Tuesday, December 05, 2006

Bill Moyers' West Point Speech

I just read the kind of speech Americans need to hear more. The website, Tom Paine, has a speech given by Bill Moyers a couple of weeks ago at West Point (big hat tip to Susie Madrak of Suburban Guerilla who catches these things); it's a long speech that covers issues from Iraq to military history to the needs of veterans and to the core issues of our nation—this is just one excerpt:
...no one in uniform did more to help us define freedom in a profoundly American way—than the man whose monument here at West Point I also asked to visit today—Thaddeus Kosciuszko. ...

(snip)

Kosciuszko had been born in Lithuania-Poland, where he was trained as an engineer and artillery officer. Arriving in the 13 colonies in 1776, he broke down in tears when he read the Declaration of Independence. The next year, he helped engineer the Battle of Saratoga, organizing the river and land fortifications that put Americans in the stronger position. George Washington then commissioned him to build the original fortifications for West Point.
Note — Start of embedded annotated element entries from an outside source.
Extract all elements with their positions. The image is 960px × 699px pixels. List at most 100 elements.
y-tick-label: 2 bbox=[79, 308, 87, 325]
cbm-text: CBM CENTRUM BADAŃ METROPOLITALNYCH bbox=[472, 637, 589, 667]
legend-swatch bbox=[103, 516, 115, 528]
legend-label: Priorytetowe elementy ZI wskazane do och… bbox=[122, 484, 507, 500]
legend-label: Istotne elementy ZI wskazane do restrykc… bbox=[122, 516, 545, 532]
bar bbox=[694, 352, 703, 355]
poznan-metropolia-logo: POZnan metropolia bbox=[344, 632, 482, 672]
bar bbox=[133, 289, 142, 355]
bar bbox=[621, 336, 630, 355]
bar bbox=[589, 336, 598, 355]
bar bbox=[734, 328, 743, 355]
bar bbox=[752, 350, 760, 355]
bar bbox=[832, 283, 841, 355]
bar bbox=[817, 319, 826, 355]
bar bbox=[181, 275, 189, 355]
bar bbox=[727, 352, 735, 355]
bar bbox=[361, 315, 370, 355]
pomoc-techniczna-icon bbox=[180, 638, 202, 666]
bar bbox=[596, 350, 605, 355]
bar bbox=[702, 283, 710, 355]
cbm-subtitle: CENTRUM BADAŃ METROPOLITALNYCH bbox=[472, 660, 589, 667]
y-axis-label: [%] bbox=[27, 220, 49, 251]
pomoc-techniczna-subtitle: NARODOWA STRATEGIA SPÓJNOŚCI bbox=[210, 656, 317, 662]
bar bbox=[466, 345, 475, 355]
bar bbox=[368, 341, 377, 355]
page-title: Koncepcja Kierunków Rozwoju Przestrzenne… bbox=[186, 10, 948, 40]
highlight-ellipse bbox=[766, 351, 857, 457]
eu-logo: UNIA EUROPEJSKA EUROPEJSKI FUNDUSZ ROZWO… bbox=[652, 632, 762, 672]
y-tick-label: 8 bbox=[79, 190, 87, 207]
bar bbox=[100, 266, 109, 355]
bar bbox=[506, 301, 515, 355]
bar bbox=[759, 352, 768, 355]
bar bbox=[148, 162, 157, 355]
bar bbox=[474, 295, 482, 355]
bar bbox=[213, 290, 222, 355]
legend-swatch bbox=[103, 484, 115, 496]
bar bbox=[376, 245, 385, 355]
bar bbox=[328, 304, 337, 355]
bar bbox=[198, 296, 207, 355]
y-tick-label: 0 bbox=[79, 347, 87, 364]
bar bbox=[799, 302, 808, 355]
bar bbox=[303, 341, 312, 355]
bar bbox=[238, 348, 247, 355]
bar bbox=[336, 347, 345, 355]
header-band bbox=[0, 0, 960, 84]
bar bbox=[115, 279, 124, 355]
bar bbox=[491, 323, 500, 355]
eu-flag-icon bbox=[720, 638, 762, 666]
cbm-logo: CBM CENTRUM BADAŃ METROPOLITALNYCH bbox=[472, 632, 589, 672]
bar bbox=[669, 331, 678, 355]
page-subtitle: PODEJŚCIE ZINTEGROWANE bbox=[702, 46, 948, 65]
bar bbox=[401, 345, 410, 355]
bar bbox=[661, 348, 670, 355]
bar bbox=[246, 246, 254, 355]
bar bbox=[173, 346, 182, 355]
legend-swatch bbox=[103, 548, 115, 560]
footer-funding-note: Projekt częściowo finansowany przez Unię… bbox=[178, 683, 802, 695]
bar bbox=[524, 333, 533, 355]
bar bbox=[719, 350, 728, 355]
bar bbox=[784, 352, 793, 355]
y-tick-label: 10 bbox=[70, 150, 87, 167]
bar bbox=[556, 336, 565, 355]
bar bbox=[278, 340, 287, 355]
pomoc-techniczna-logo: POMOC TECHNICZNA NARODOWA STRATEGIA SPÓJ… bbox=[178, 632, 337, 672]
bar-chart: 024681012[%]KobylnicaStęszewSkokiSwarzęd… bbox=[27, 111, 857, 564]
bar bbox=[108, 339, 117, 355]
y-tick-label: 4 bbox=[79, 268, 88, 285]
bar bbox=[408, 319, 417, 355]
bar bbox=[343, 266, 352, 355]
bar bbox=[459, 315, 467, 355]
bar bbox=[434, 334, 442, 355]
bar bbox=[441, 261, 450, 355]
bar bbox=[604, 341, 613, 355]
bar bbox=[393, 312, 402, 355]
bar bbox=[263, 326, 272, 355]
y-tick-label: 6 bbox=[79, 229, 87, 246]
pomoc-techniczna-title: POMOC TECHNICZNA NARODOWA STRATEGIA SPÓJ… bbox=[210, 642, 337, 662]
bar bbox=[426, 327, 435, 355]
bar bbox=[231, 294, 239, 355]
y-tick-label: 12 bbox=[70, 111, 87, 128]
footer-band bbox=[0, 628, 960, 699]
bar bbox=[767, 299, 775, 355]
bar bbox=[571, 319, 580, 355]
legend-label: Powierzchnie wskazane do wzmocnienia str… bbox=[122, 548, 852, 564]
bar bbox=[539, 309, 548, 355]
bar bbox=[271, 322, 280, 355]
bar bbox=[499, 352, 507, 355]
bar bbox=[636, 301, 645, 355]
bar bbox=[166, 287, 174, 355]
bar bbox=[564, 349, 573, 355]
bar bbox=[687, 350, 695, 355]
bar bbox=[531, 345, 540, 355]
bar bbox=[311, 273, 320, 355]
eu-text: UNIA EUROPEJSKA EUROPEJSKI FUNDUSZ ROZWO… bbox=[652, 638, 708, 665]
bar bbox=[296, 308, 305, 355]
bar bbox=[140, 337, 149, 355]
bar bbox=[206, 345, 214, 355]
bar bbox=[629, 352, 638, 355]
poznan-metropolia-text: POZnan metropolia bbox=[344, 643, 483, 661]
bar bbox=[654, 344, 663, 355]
Since his monument dominates the point here at the Academy, this part of the story you must know well.

But what many don’t realize about Kosciuszko is the depth of his commitment to republican ideals and human equality. One historian called him “a mystical visionary of human rights.” Thomas Jefferson wrote that Kosciuszko was “as pure a son of liberty as I have ever known.” That phrase of Jefferson’s is often quoted, but if you read the actual letter, Jefferson goes on to say: “And of that liberty which is to go to all, and not to the few and the rich alone.”

There is the clue to the meaning of freedom as Thaddeus Kosciuszko saw it.

That's the America that's getting lost. That's the America Franklin Roosevelt understood and fought for.

Read the speech. There aren't many people out there who understand the current situation better than Bill Moyers.